In the present, Jim’s boss sighed and slowly, almost delicately tore his latest image (entitled “Pac-Riker”) into uneven strips of paper. It wasn’t ideal, but his previous artistic efforts had jammed her office’s shredder. After depositing the scraps in her trash bin, she had to jam her foot down on the ensuing pile to keep it from overflowing and covering the floor with garbage.

It was 4:01 PM on a lazy Friday. Jim was trembling outside his cubicle, almost certain that within the hour, he’d be summoned back to his boss’s office for an immediate termination. One thing was certain – he absolutely had to find a way to prove his worth within the hour in order to have even the slightest chance of keeping his job. He looked at the stack of recent drawings on his desk, and finally decided that conventional means weren’t going to work – these were hasty and incomprehensible even by Jim’s standards. One of them caught his eye, though – a nondescript humanoid of ambiguous species and most everything else, except for a strangely flat and angular head – Jim suddenly had a flash of brilliant insight. He was working in the wrong medium! With that idea suddenly animating him, he stood up from his desk, collected his portfolio, and headed for a nearby copying machine.

With five minutes to go before the workday ended, Jim’s boss left her office, intending to cut Jim loose and therefore save her company. She’d barely opened the door when she heard a bloodcurdling scream to her left. The firing would have to wait; she sprinted towards the source of the awful noise, only to slip on something red, damp, hurtling towards her-

It was somebody’s blood. The boss scrambled to her feet, desperately trying to find out what was going on. She soon saw that Jim was repeatedly slamming the lid of the copier down onto the head of her secretary. To be honest Remy’s fastidiousness and demands for exacting precision occasionally got on even her nerves, but his administrative skills still had made him the star of the department up to that point; in an office full of creative types, that was quite an achievement. However, it looked like Remy wouldn’t be able to perform his duties any more – Jim’s constant bludgeoning had smashed his head open and flattened his skull into… was that a rectangle?

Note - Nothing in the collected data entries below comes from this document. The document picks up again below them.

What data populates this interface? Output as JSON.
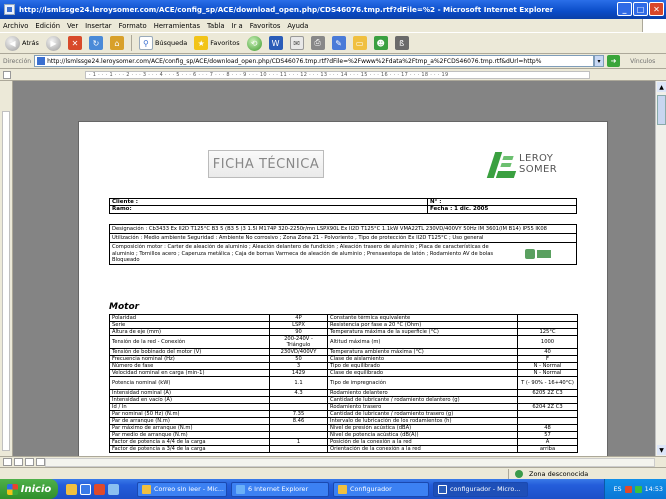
{
  "window": {
    "title": "http://lsmlssge24.leroysomer.com/ACE/config_sp/ACE/download_open.php/CDS46076.tmp.rtf?dFile=%2 - Microsoft Internet Explorer"
  },
  "menu": [
    "Archivo",
    "Edición",
    "Ver",
    "Insertar",
    "Formato",
    "Herramientas",
    "Tabla",
    "Ir a",
    "Favoritos",
    "Ayuda"
  ],
  "toolbar": {
    "back_label": "Atrás",
    "search_label": "Búsqueda",
    "favorites_label": "Favoritos"
  },
  "address": {
    "label": "Dirección",
    "url": "http://lsmlssge24.leroysomer.com/ACE/config_sp/ACE/download_open.php/CDS46076.tmp.rtf?dFile=%2Fwww%2Fdata%2Ftmp_a%2FCDS46076.tmp.rtf&dUrl=http%",
    "links_label": "Vínculos"
  },
  "ruler": {
    "text": "· 1 · · · 1 · · · 2 · · · 3 · · · 4 · · · 5 · · · 6 · · · 7 · · · 8 · · · 9 · · · 10 · · · 11 · · · 12 · · · 13 · · · 14 · · · 15 · · · 16 · · · 17 · · · 18 · · · 19"
  },
  "document": {
    "ficha_title": "FICHA TÉCNICA",
    "logo_line1": "LEROY",
    "logo_line2": "SOMER",
    "cliente_label": "Cliente :",
    "ramo_label": "Ramo:",
    "n_label": "N° :",
    "fecha": "Fecha : 1 dic. 2005",
    "designacion": "Designación : Cb3433 Ex II2D T125°C B3 5 (B3 5 )3 1.5I M174P 320-2250r/mn LSPX90L Ex II2D T125°C 1.1kW VMA22TL 230VD/400VY 50Hz IM 3601(IM B14) IP55 IK08",
    "utilizacion": "Utilización : Medio ambiente Seguridad : Ambiente No corrosivo ; Zona Zona 21 - Polvoriento , Tipo de protección Ex II2D T125°C ; Uso general",
    "composicion": "Composición motor : Carter de aleación de aluminio ; Aleación delantero de fundición ; Aleación trasero de aluminio ; Placa de características de aluminio ; Tornillos acero ; Caperuza metálica ; Caja de bornas Varmeca de aleación de aluminio ; Prensaestopa de latón ; Rodamiento AV de bolas Bloqueado",
    "motor_heading": "Motor"
  },
  "spec_rows": [
    [
      "Polaridad",
      "4P",
      "Constante térmica equivalente",
      ""
    ],
    [
      "Serie",
      "LSPX",
      "Resistencia por fase a 20 °C (Ohm)",
      ""
    ],
    [
      "Altura de eje (mm)",
      "90",
      "Temperatura máxima de la superficie (°C)",
      "125°C"
    ],
    [
      "Tensión de la red - Conexión",
      "200-240V - Triángulo",
      "Altitud máxima (m)",
      "1000"
    ],
    [
      "Tensión de bobinado del motor (V)",
      "230VD/400VY",
      "Temperatura ambiente máxima (°C)",
      "40"
    ],
    [
      "Frecuencia nominal (Hz)",
      "50",
      "Clase de aislamiento",
      "F"
    ],
    [
      "Número de fase",
      "3",
      "Tipo de equilibrado",
      "N - Normal"
    ],
    [
      "Velocidad nominal en carga (min-1)",
      "1429",
      "Clase de equilibrado",
      "N - Normal"
    ],
    [
      "Potencia nominal (kW)",
      "1.1",
      "Tipo de impregnación",
      "T (- 90% - 16+40°C)"
    ],
    [
      "Intensidad nominal (A)",
      "4.3",
      "Rodamiento delantero",
      "6205 2Z C3"
    ],
    [
      "Intensidad en vacío (A)",
      "",
      "Cantidad de lubricante / rodamiento delantero (g)",
      ""
    ],
    [
      "Id / In",
      "",
      "Rodamiento trasero",
      "6204 2Z C3"
    ],
    [
      "Par nominal (50 Hz) (N.m)",
      "7.35",
      "Cantidad de lubricante / rodamiento trasero (g)",
      ""
    ],
    [
      "Par de arranque (N.m)",
      "8.46",
      "Intervalo de lubricación de los rodamientos (h)",
      ""
    ],
    [
      "Par máximo de arranque (N.m)",
      "",
      "Nivel de presión acústica (dBA)",
      "48"
    ],
    [
      "Par medio de arranque (N.m)",
      "",
      "Nivel de potencia acústica (dB(A))",
      "57"
    ],
    [
      "Factor de potencia a 4/4 de la carga",
      "1",
      "Posición de la conexión a la red",
      "A"
    ],
    [
      "Factor de potencia a 3/4 de la carga",
      "",
      "Orientación de la conexión a la red",
      "arriba"
    ]
  ],
  "status": {
    "zone": "Zona desconocida"
  },
  "taskbar": {
    "start_label": "Inicio",
    "tasks": [
      "Correo sin leer - Mic...",
      "6 Internet Explorer",
      "Configurador",
      "configurador - Micro..."
    ],
    "clock": "14:53",
    "lang": "ES"
  },
  "colors": {
    "title_blue": "#0a4cc8",
    "leroy_green": "#3aa040",
    "start_green": "#3a9a35"
  }
}
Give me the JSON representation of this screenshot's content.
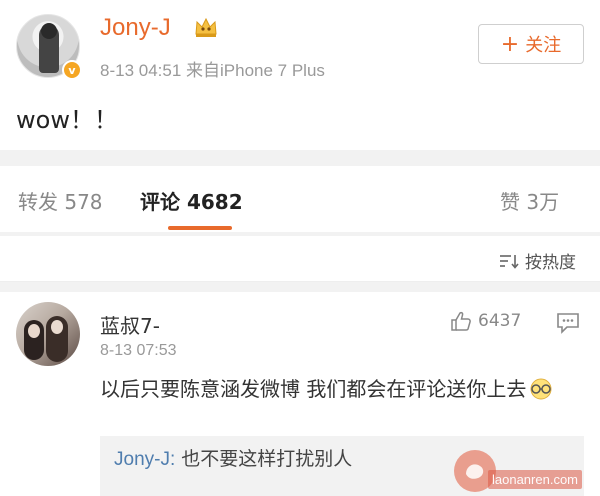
{
  "post": {
    "user_name": "Jony-J",
    "meta": "8-13 04:51  来自iPhone 7 Plus",
    "follow_label": "关注",
    "follow_plus": "+",
    "verified_badge": "v",
    "text": "wow！！"
  },
  "stats": {
    "repost": "转发 578",
    "comment": "评论 4682",
    "like": "赞 3万"
  },
  "sort": {
    "label": "按热度"
  },
  "comment": {
    "user": "蓝叔7-",
    "time": "8-13 07:53",
    "like_count": "6437",
    "text": "以后只要陈意涵发微博 我们都会在评论送你上去"
  },
  "reply": {
    "author": "Jony-J:",
    "body": " 也不要这样打扰别人"
  },
  "watermark": {
    "site": "laonanren.com"
  },
  "colors": {
    "accent": "#e86a2c",
    "link": "#4f7dae",
    "muted": "#999999"
  }
}
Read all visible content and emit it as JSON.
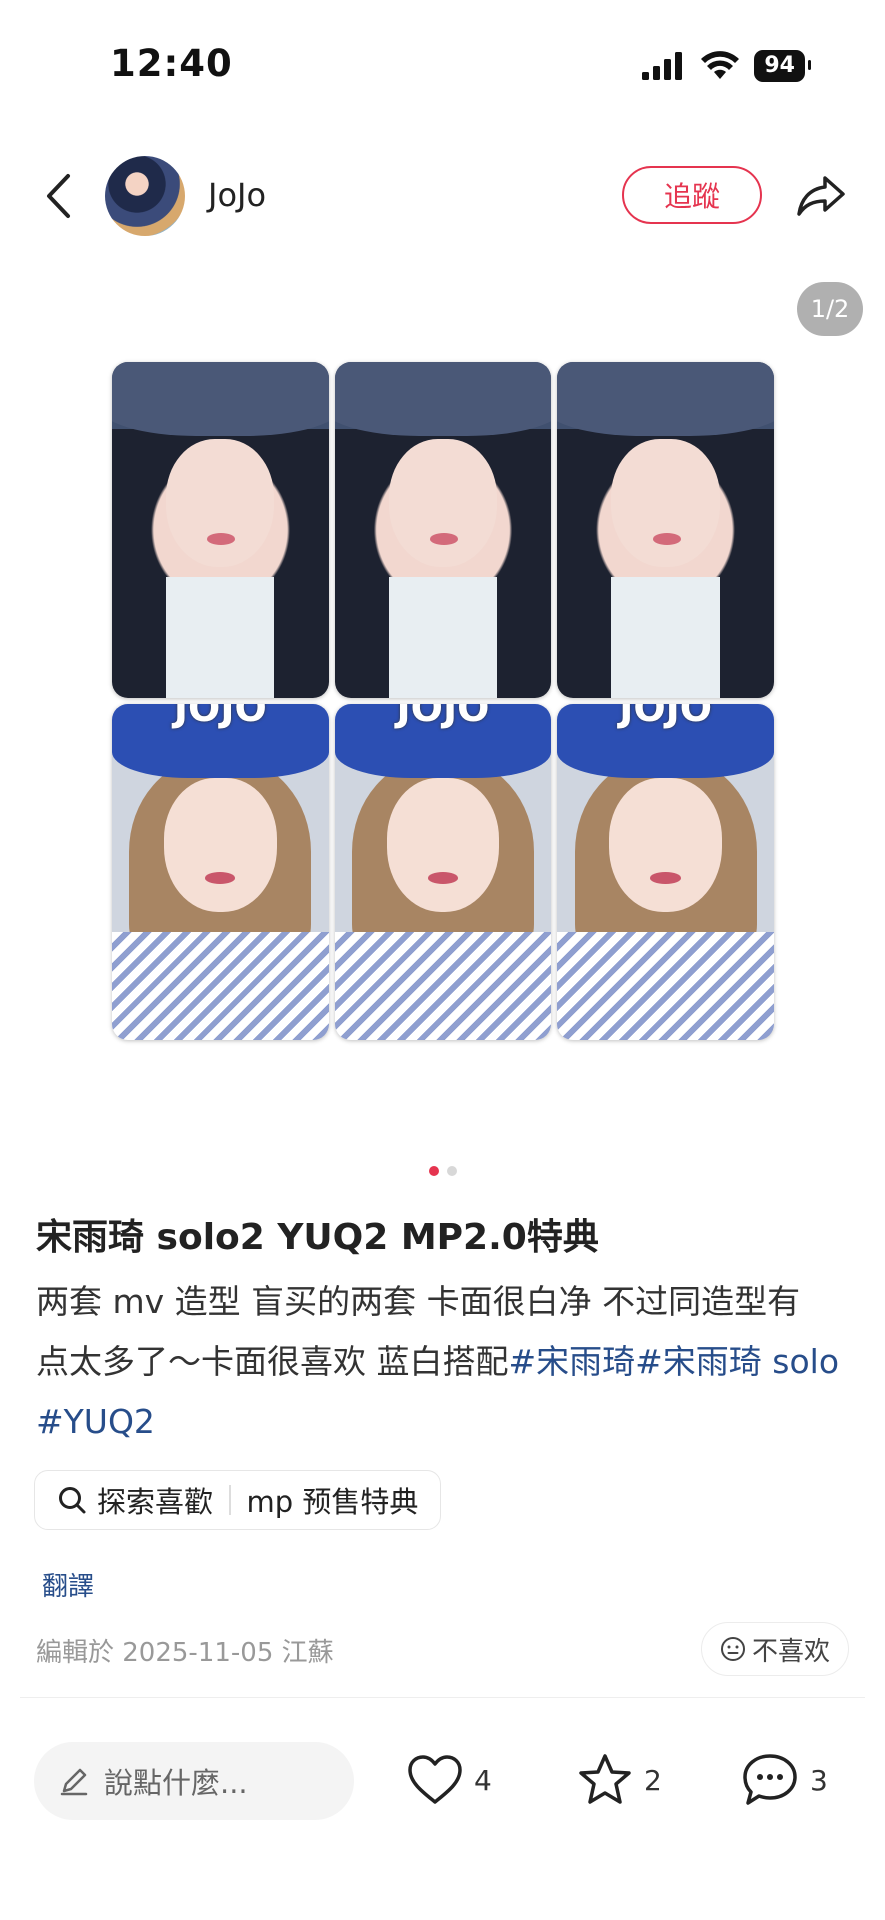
{
  "status_bar": {
    "time": "12:40",
    "battery": "94"
  },
  "header": {
    "author": "JoJo",
    "follow_label": "追蹤"
  },
  "carousel": {
    "page_counter": "1/2",
    "card_label": "JOJO",
    "active_index": 0,
    "total_pages": 2
  },
  "post": {
    "title": "宋雨琦 solo2 YUQ2 MP2.0特典",
    "body_lines": [
      "两套 mv 造型 盲买的两套 卡面很白净 不过同造型有",
      "点太多了～卡面很喜欢 蓝白搭配"
    ],
    "hashtags": [
      "#宋雨琦",
      "#宋雨琦 solo",
      "#YUQ2"
    ],
    "search_chip": {
      "label": "探索喜歡",
      "keyword": "mp 预售特典"
    },
    "translate_label": "翻譯",
    "edit_meta": "編輯於 2025-11-05 江蘇",
    "dislike_label": "不喜欢"
  },
  "bottom_bar": {
    "comment_placeholder": "說點什麼...",
    "likes": "4",
    "favorites": "2",
    "comments": "3"
  },
  "colors": {
    "accent": "#e5344f",
    "hashtag": "#274d8a"
  }
}
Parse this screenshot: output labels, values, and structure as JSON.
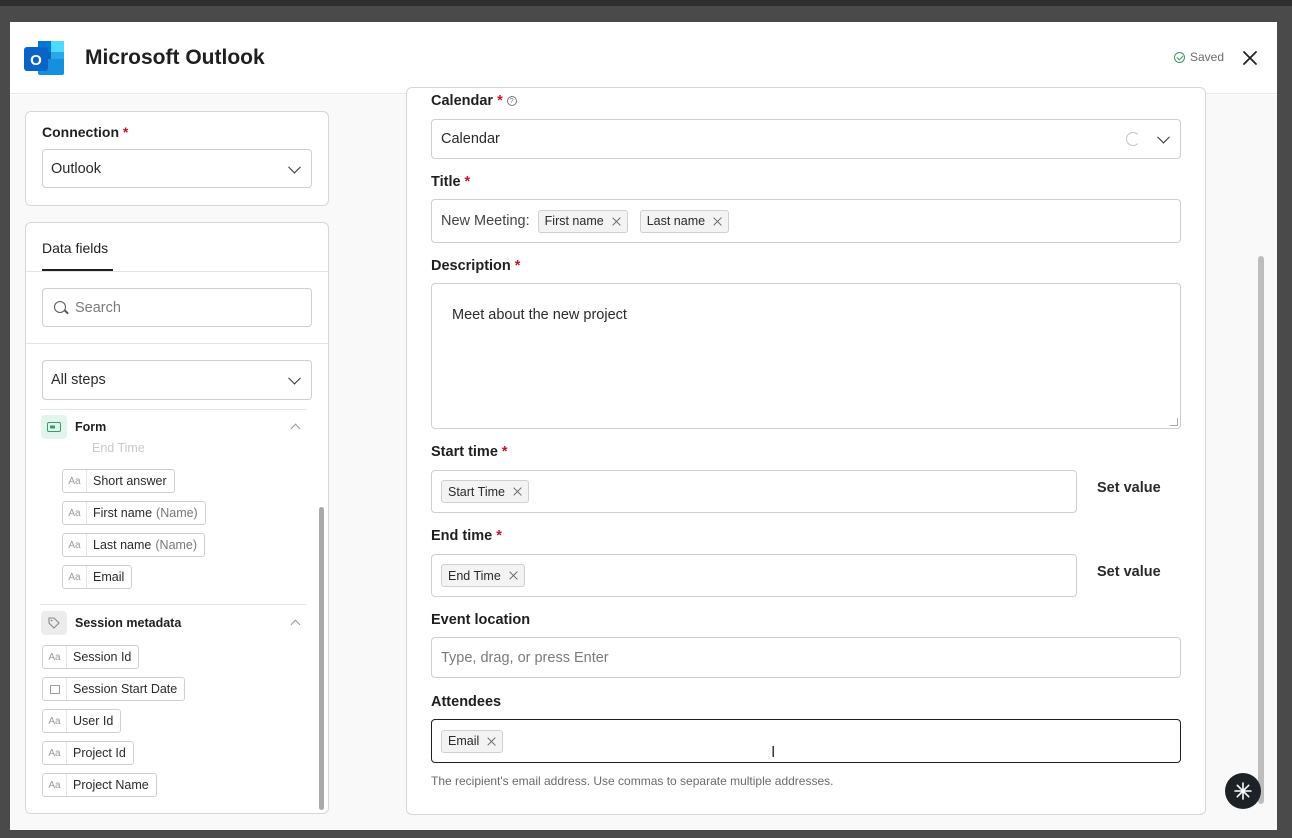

Jim finally noticed his boss had arrived on the scene, and gently lifted Remy’s mutilated  corpse off the copier, presumably to demonstrate his handiwork.

“What do you think of my Remy redesign? It’s a little drastic, but I’m hoping you’ll like it,” he said to her in the calmest voice he’d mustered ever since she’d first trashed his drawings.

“…I actually quite like it,” she responded. Then she fainted.

Needless to say, Jim’s handiwork didn’t go over too well with the police.